American baseball player (born 1988)

Carlos Antwan Moncrief (born November 3, 1988) is an American former professional baseball outfielder. He played in Major League Baseball (MLB) for the San Francisco Giants.

==Early life and family==
Carlos Antwan Moncrief was born in Jackson, Mississippi. His father, Homer, was drafted as a pitcher by the Detroit Tigers in the 1980 amateur draft; Homer advanced to Double-A in 1982 but was released two years later. He later played in an over-30 league.

==Career==
===Cleveland Indians===
Moncrief attended Hillcrest Christian School in Jackson, MS and Chipola Junior College. The Cleveland Indians selected him in the 14th round of the 2008 Major League Baseball draft as a pitcher. After he struggled in 2008 and 2009, Moncrief transitioned into an outfielder.

===San Francisco Giants===
On November 14, 2015, Moncrief signed a minor league contract with the San Francisco Giants. He played for the Richmond Flying Squirrels of the Double–A Eastern League in 2016, hitting .261/.372/.409 with five home runs and 22 RBI over 72 appearances. Moncrief elected free agency following the season on November 7, 2016.

Moncrief re–signed with the Giants organization on a new minor league contract on November 13, 2016. On July 26, 2017, the Giants selected Moncrief to the 40-man roster and promoted him to the major leagues for the first time.
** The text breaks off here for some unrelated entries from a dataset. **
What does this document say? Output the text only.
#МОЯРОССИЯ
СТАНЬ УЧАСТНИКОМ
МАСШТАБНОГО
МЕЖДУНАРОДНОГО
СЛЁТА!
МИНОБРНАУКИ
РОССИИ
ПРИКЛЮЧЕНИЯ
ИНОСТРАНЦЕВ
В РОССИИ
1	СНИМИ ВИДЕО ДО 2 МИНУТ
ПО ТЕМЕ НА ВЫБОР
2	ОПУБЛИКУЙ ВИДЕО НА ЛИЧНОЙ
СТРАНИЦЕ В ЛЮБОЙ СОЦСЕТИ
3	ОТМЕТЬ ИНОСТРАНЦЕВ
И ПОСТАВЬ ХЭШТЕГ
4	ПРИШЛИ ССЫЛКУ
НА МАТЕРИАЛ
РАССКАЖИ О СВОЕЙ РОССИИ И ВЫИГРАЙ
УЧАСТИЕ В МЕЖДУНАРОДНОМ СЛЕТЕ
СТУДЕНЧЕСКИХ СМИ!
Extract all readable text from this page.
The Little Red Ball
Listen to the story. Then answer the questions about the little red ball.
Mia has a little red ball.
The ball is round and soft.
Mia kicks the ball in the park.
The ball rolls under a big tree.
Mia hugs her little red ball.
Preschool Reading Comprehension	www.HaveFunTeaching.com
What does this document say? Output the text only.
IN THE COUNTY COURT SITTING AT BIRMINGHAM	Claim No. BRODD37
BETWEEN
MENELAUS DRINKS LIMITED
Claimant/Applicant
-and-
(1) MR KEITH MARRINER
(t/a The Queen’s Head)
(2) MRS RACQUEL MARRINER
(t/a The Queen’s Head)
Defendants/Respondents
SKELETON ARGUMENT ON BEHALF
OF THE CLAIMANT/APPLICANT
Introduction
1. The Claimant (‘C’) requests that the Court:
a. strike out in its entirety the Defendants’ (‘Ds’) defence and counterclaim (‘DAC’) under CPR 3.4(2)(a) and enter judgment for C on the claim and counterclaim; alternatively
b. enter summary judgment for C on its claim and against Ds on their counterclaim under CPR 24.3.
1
He made his MLB debut on July 29, drawing a walk in his first plate appearance, which came against Los Angeles Dodgers reliever Luis Avilán. On July 31, Moncrief recorded his first career hit against the Oakland Athletics in the fourth inning. He played in 28 games during his rookie campaign, batting .211/.256/.237 with five RBI.

===Generales de Durango===
On April 17, 2018, Moncrief signed with the Generales de Durango of the Mexican Baseball League. He was released on May 27, 2019.

==Personal life==
Moncrief and his wife, Brandy, have four sons.